With the NBA lockout predicted to last the entire season, players have had to make adjustments to their lives including spending habits, training grounds and even playing overseas in some cases. But while most players have money to fall back on, the mascots are expected to have a rather rough go of it. Benny the Bull is no exception. The lockout has hit the big red guy pretty hard in the wallet, and he was forced to gain employment elsewhere for its duration, finding a job at a McDonalds near the United Center.
“I feel so bad for the guy,” said Derrick Rose, who along with several of the Bulls players, eat at that McDonald’s at least once a week to cheer up their beloved mascot. “He’s always there for us when we need a lift, so I think it’s only right that we should return the favor.”
With the way things are going, Benny could use all the support he can get. His managers have received several complaints from customers about red fur being found in the Big Macs. He has since been taken off of the food line and relegated to cashier duty.

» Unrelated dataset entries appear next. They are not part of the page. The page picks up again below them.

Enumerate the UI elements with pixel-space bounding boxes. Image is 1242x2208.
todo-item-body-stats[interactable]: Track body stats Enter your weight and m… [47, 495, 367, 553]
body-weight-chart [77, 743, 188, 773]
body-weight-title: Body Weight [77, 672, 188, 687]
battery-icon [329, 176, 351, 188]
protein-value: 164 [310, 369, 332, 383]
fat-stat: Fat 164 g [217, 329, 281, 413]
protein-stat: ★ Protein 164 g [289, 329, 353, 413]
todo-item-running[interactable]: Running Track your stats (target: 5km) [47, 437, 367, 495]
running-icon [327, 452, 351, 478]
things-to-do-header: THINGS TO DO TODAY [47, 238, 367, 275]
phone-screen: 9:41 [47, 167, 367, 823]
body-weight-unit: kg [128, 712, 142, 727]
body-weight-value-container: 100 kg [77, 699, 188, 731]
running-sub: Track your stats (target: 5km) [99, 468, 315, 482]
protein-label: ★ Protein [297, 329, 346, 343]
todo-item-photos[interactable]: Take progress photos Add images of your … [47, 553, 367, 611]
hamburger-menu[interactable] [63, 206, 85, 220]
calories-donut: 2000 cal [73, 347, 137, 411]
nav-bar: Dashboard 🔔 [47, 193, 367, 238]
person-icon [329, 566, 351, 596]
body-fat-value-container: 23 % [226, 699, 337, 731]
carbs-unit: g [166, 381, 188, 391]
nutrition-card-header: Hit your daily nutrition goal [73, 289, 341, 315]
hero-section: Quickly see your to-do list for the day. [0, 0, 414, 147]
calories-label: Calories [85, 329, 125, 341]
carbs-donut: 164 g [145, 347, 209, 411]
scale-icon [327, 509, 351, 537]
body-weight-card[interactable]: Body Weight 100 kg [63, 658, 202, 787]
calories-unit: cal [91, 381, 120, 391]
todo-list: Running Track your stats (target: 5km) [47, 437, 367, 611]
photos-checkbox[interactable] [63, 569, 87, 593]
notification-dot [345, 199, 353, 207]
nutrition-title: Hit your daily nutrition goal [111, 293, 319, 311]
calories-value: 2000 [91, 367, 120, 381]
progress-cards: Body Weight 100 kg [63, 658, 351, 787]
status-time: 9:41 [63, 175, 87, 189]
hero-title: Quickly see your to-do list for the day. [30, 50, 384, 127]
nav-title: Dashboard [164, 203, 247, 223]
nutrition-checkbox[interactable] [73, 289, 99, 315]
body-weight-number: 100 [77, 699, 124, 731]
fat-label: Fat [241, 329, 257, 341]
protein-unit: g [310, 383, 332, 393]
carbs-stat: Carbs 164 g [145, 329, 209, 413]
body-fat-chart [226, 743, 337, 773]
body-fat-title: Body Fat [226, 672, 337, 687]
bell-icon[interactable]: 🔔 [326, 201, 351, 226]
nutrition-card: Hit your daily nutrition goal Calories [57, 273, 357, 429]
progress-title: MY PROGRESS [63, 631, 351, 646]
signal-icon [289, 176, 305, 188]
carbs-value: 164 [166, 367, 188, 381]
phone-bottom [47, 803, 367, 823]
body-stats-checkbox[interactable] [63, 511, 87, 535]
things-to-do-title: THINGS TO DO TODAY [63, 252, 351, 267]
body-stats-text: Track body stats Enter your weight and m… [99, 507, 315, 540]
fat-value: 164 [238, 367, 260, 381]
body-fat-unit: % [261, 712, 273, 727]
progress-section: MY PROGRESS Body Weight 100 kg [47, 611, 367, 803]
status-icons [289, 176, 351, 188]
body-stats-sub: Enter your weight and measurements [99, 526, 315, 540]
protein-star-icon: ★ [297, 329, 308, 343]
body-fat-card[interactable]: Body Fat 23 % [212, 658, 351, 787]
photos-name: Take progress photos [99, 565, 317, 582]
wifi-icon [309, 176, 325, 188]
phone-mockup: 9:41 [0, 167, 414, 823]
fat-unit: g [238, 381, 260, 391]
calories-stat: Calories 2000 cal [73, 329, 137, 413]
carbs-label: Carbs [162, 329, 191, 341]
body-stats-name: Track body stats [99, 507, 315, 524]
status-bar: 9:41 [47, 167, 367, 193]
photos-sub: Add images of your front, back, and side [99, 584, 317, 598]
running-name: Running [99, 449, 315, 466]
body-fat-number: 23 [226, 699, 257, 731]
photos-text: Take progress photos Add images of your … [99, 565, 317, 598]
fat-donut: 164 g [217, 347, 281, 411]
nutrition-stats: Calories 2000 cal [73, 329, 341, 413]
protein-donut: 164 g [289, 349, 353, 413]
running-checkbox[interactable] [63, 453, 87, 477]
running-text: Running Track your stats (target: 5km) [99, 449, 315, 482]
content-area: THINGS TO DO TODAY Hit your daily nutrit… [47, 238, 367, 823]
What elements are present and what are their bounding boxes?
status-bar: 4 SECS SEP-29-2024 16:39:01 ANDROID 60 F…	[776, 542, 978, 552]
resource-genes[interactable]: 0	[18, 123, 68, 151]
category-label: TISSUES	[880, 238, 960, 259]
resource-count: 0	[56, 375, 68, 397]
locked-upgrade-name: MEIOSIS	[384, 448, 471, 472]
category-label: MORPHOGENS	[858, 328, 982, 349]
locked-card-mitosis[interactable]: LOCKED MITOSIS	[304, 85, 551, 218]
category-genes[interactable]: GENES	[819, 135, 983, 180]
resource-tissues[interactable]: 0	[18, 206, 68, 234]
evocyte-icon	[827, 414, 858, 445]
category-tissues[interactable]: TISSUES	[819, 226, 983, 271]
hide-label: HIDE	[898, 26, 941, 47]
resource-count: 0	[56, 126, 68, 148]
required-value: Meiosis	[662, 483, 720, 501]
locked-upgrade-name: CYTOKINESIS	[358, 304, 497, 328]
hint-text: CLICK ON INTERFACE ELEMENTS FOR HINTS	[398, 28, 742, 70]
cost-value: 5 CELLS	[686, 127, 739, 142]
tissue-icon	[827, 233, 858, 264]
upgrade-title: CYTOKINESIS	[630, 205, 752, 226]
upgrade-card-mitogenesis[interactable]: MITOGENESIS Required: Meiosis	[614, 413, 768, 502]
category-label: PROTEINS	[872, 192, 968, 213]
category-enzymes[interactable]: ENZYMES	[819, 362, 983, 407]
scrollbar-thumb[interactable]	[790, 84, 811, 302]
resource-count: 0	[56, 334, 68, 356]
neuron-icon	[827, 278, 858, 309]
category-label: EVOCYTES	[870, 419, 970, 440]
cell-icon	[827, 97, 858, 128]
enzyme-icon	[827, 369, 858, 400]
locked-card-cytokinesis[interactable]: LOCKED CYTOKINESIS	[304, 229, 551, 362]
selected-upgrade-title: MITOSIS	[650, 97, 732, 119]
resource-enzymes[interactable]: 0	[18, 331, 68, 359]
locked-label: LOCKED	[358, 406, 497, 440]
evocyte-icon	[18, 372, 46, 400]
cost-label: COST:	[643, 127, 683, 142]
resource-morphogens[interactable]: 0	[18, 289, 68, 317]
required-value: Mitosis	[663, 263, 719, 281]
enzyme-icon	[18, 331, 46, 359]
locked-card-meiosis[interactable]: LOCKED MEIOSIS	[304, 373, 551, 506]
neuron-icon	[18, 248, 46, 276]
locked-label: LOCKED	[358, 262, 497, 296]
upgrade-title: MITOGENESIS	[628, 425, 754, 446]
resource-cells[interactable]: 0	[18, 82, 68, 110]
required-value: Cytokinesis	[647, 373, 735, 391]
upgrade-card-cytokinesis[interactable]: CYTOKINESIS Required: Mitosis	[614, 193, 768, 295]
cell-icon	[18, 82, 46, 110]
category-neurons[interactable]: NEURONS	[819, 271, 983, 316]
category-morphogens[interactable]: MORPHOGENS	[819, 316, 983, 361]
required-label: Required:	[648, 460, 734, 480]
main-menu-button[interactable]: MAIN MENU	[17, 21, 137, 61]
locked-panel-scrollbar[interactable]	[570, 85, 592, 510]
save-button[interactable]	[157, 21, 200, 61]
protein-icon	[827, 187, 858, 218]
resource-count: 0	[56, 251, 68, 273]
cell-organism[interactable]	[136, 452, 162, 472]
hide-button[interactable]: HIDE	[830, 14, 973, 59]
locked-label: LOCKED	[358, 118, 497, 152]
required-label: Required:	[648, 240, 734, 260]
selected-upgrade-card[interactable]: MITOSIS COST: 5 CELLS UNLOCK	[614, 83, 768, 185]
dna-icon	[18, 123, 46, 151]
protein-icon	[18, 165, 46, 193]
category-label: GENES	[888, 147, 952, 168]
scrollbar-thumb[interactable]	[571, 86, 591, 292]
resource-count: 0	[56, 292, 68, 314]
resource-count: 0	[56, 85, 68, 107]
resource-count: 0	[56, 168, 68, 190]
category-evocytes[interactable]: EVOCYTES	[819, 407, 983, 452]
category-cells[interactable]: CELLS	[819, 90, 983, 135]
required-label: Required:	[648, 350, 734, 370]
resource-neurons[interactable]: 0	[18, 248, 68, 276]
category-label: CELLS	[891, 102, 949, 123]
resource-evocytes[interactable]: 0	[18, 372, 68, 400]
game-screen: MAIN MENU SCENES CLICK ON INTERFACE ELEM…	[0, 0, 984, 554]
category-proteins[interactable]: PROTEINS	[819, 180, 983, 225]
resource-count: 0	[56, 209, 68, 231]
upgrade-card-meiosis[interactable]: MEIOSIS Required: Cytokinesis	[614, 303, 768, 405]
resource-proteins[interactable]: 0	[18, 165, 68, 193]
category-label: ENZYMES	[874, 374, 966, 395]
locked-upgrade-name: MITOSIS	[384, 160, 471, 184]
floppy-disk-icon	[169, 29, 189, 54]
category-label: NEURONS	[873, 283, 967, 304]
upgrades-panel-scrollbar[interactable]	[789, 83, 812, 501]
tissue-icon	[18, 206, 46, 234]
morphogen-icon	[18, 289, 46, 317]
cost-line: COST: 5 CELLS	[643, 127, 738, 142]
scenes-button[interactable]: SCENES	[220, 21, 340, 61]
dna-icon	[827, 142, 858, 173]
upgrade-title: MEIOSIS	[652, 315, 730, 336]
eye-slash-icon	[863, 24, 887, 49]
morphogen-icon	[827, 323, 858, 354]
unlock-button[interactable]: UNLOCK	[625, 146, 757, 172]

He’s also had issues with several co-workers, most notably, Ronald McDonald. Benny frequently argues with Ronald about who’s the better mascot. It’s gotten so bad that they were both once sent home early after a shoving match turned into an all-out brawl in the balls in the playroom.
“You think you’re better than me, Ronald?” Benny reportedly screamed as he was escorted out of the restaurant. “You can make balloon animals, but can you dunk? I didn’t think so!”
Indeed, times are tough for Benny. He’s been seen at several of Chicago’s drinking establishments, drowning his sorrows with a few beers, desperate to get back to his glory days as the mascot of the Bulls.
“He comes in and orders a beer and a whiskey and just talks for hours about how he misses the spotlight, entertaining the fans, and the interaction with the Luvabulls,” said Mitch McDonnell, a bartender at Beer Bistro in the Near West Side. “And it’s only gotten worse since he started flipping burgers at McDonalds.”